Topic: Canadian Army
The Canadian Army in the Second World War
Maple Leaf Against the Axis; Canada's Second World War, David J. Bercuson, 1995
A Canadian infantry division was a large and complex body of men. Commanded by a major-general, its basic war establishment was some 18,376 men. The largest single group of those men were the 8418 infantrymen organized in nine infantry battalions (the eventual infantry battalion establishment was thirty eight officers and 812 men). Each battalion had a support company, and four rifle companies. Each rifle company was made up of a company headquarters and three platoons of one officer (a lieutenant) and thirty-six men. The support company would eventually comprise a carrier platoon, a mortar platoon, a pioneer platoon, and an anti-tank platoon. Three battalions would be joined in an infantry brigade, commanded by a brigadier; an infantry division had three infantry brigades.
The bulk of the men in a Canadian division were not infantry; they were a combination of field artillery (2122 men), Royal Canadian Army Service Corps (1296), engineers (959), medical personnel (945), Royal Canadian Electrical and Mechanical Engineers (784), signal corps (743), anti-tank artillery (721), and others. A study done after the war by Major-General E.L.M. Burns (who was a corps commander in Italy) concluded that Canadians allocated more men to medical and other ancillary services than they needed to…certainly more than the British did…and that Canadian divisions had far fewer combat troops as a proportion of their total strength than did American infantry divisions (which contained 14,037 men). Yet Max Hastings, who has written extensively on the Second World War, pointed out in his book on the Normandy campaign that only 65.56 percent of an American division consisted of fighting soldiers, against 89.4 percent in a German panzergrenadier (mechanized) division.
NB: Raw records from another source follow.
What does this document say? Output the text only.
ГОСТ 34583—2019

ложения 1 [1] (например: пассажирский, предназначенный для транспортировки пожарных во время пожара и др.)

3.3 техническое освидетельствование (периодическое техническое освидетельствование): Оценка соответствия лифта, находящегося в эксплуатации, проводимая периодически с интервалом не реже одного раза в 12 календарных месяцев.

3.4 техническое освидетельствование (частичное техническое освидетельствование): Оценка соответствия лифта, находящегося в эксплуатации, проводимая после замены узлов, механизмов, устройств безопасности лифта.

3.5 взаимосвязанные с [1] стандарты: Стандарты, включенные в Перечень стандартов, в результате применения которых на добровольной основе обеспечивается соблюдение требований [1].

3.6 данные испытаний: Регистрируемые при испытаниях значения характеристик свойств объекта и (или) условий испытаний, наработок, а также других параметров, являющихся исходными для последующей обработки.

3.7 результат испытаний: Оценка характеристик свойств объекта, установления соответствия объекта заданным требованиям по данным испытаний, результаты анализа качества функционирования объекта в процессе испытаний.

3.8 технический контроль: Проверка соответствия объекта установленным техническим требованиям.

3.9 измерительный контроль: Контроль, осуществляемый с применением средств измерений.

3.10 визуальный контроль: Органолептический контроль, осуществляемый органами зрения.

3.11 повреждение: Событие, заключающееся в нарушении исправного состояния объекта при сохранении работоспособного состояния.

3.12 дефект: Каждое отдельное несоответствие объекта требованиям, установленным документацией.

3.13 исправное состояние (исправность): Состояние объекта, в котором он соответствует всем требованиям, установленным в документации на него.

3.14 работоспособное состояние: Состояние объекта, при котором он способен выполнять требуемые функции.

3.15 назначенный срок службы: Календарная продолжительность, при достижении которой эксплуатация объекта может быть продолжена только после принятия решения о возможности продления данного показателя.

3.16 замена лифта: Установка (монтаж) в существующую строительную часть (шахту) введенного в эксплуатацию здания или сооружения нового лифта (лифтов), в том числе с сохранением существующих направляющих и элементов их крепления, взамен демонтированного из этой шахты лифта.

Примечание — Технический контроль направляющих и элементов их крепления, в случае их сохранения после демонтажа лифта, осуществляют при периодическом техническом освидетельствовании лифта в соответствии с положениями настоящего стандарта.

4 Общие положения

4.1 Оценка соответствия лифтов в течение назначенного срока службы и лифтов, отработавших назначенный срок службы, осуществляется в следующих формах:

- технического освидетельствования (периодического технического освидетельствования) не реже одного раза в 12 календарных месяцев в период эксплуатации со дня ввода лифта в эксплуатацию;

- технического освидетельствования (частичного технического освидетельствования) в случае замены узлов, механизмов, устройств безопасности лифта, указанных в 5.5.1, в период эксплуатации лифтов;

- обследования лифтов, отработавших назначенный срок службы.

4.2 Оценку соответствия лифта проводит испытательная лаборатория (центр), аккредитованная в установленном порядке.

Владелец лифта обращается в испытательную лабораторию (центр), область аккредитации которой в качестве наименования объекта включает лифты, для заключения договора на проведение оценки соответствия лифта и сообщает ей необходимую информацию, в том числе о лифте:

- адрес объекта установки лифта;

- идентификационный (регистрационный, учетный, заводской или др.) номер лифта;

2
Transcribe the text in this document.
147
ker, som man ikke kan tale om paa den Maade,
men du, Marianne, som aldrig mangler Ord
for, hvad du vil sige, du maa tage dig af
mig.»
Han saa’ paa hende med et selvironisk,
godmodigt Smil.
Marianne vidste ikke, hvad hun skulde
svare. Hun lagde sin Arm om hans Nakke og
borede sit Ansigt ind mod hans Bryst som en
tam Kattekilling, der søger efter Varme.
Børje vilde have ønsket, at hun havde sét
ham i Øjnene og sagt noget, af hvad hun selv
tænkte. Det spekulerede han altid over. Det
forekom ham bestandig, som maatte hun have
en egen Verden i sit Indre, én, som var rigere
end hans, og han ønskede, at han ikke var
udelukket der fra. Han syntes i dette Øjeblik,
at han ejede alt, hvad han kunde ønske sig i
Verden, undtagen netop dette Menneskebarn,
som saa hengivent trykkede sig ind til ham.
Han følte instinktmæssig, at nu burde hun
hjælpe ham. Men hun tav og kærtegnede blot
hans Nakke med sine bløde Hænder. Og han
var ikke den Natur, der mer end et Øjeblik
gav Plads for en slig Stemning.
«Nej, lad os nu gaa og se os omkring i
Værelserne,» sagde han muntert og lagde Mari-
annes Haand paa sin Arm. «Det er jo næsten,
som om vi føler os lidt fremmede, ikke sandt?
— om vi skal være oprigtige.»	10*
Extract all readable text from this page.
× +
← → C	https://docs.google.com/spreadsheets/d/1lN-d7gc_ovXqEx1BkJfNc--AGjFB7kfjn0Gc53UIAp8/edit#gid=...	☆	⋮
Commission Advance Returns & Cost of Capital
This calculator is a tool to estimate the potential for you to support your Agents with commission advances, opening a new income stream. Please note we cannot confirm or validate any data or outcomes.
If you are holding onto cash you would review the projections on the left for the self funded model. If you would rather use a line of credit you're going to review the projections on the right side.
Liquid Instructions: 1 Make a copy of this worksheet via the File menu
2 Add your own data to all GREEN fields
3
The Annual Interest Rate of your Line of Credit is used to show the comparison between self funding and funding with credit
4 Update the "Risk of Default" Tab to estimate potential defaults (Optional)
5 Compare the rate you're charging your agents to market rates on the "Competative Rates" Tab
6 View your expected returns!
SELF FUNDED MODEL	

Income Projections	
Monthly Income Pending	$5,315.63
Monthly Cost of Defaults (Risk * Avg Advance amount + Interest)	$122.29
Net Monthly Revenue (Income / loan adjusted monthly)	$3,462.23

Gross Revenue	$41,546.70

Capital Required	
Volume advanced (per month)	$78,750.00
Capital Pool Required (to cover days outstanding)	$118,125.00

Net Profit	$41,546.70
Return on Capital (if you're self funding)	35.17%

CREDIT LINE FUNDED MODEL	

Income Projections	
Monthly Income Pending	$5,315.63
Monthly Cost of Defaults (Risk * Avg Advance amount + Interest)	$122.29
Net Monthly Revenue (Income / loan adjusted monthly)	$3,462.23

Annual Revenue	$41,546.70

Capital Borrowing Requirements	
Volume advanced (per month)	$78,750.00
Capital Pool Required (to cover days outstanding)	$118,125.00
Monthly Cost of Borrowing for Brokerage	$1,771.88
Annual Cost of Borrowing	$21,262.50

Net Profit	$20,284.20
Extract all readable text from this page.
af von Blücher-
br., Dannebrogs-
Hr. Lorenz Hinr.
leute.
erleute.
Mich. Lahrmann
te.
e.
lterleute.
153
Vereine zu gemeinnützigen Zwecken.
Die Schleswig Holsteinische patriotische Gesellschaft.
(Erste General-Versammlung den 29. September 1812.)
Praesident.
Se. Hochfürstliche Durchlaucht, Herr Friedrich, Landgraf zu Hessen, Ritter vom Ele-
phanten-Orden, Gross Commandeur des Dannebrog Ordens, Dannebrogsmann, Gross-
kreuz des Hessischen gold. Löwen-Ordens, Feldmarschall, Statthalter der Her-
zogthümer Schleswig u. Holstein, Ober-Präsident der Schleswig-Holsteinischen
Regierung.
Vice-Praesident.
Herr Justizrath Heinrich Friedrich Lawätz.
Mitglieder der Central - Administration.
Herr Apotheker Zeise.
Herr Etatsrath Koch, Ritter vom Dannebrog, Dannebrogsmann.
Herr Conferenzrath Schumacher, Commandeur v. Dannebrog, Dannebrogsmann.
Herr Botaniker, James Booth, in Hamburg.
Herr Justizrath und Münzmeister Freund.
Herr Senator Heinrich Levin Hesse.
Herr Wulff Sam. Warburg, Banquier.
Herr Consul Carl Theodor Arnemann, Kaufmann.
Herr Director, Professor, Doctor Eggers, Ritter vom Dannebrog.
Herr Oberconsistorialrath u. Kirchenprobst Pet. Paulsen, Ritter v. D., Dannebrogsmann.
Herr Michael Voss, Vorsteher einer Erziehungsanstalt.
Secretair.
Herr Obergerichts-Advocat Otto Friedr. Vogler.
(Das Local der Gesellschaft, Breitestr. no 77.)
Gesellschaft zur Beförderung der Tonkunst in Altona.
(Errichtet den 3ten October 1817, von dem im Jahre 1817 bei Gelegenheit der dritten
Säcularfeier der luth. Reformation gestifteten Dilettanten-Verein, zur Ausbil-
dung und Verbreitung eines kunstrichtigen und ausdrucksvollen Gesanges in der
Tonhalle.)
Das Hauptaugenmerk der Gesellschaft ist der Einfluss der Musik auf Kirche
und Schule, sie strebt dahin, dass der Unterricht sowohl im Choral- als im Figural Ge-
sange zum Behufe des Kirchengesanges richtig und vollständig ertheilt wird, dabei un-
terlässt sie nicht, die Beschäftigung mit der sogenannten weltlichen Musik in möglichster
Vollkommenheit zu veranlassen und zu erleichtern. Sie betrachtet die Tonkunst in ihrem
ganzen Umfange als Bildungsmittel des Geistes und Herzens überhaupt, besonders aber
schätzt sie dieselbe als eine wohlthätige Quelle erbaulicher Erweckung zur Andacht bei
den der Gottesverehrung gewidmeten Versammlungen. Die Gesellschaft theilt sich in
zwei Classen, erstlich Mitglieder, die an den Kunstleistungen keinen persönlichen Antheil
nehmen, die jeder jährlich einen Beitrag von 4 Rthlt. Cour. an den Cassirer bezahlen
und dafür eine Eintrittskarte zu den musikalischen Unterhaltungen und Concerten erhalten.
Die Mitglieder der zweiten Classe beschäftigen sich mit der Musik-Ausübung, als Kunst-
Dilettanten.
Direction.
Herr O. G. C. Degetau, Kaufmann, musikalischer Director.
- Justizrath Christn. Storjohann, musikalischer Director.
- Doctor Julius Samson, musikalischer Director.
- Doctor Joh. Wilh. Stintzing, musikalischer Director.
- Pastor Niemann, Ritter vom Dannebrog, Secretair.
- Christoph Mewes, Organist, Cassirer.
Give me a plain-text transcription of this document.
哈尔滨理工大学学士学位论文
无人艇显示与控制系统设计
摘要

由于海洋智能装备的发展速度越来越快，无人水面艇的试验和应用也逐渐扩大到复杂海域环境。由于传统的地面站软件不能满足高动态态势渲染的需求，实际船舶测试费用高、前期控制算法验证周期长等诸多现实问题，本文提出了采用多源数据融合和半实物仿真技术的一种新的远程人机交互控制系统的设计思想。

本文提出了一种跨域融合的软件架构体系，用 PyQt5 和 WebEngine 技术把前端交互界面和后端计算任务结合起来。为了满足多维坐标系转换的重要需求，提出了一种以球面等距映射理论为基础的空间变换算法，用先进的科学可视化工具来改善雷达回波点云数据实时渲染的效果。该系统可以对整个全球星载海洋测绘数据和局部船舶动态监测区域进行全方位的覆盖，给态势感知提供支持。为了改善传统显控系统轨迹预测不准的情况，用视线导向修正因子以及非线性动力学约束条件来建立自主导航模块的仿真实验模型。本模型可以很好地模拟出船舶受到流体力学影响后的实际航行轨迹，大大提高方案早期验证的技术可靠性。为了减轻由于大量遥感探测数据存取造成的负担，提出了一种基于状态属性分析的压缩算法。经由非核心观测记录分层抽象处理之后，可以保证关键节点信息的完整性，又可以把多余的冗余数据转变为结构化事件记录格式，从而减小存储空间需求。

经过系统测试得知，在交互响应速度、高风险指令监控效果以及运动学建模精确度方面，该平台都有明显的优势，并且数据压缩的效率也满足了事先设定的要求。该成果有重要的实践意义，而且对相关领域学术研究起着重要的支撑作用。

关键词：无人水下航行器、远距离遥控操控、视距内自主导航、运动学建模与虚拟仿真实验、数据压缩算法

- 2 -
In general, therefore, Canadian divisions were far weaker in overall fighting strength than those of their allies and their enemies. That imbalance would later prove a source of great difficulty in combat and would hamper the Canadian Army in its efforts to keep its front-line units up to proper fighting strength. Put bluntly, the Canadian Army contained too many cooks and bottle-washers and too few riflemen, and the blame for this must be laid totally at the door of National Defence Headquarters (NDHQ) in Ottawa, which set the establishment for Canadian divisions.
Lack of equipment, lack of space for training, and a poorly designed divisional structure were not the only difficulties hampering the Canadian Army; leadership was a major problem, especially in the early stages of the war when most of the officers in charge of army units were incapable of leading men into battle. Since most of the army units being prepared for war in the fall of 1940 were militia units, most of the officers were militia officers. Few of them lasted even until their units entered battle; many of those who did succeed them in command proved inadequate. Many were veterans of the First World War and too old or too set in their ways to fight a new kind of war. For one thing, they did not have the physical stamina that younger men possessed.
When British General Bernard L. Montgomery reviewed Canadian units and their commanders in the spring of 1942, he concluded that almost one-quarter of the battalion commanders were totally unsuited to the job of training their men or leading them in combat. As a result, there was a wholesale housecleaning of officers right up to the divisional level. But in an army as wedded to the regimental system as the Canadian Army was, some of the retired battalion commanders were replaced by men who were little better. Still, there were some militia officers who were excellent and, by the time the war moved into its final year, they had come to the fore from the battalion level right up to divisional commands. Two of Canada's best field generals…Bert Hoffmeister, who eventually commanded the 5th Canadian Armoured Division, and A.B. Matthews of the 2nd Canadian Infantry Division…were both militiamen.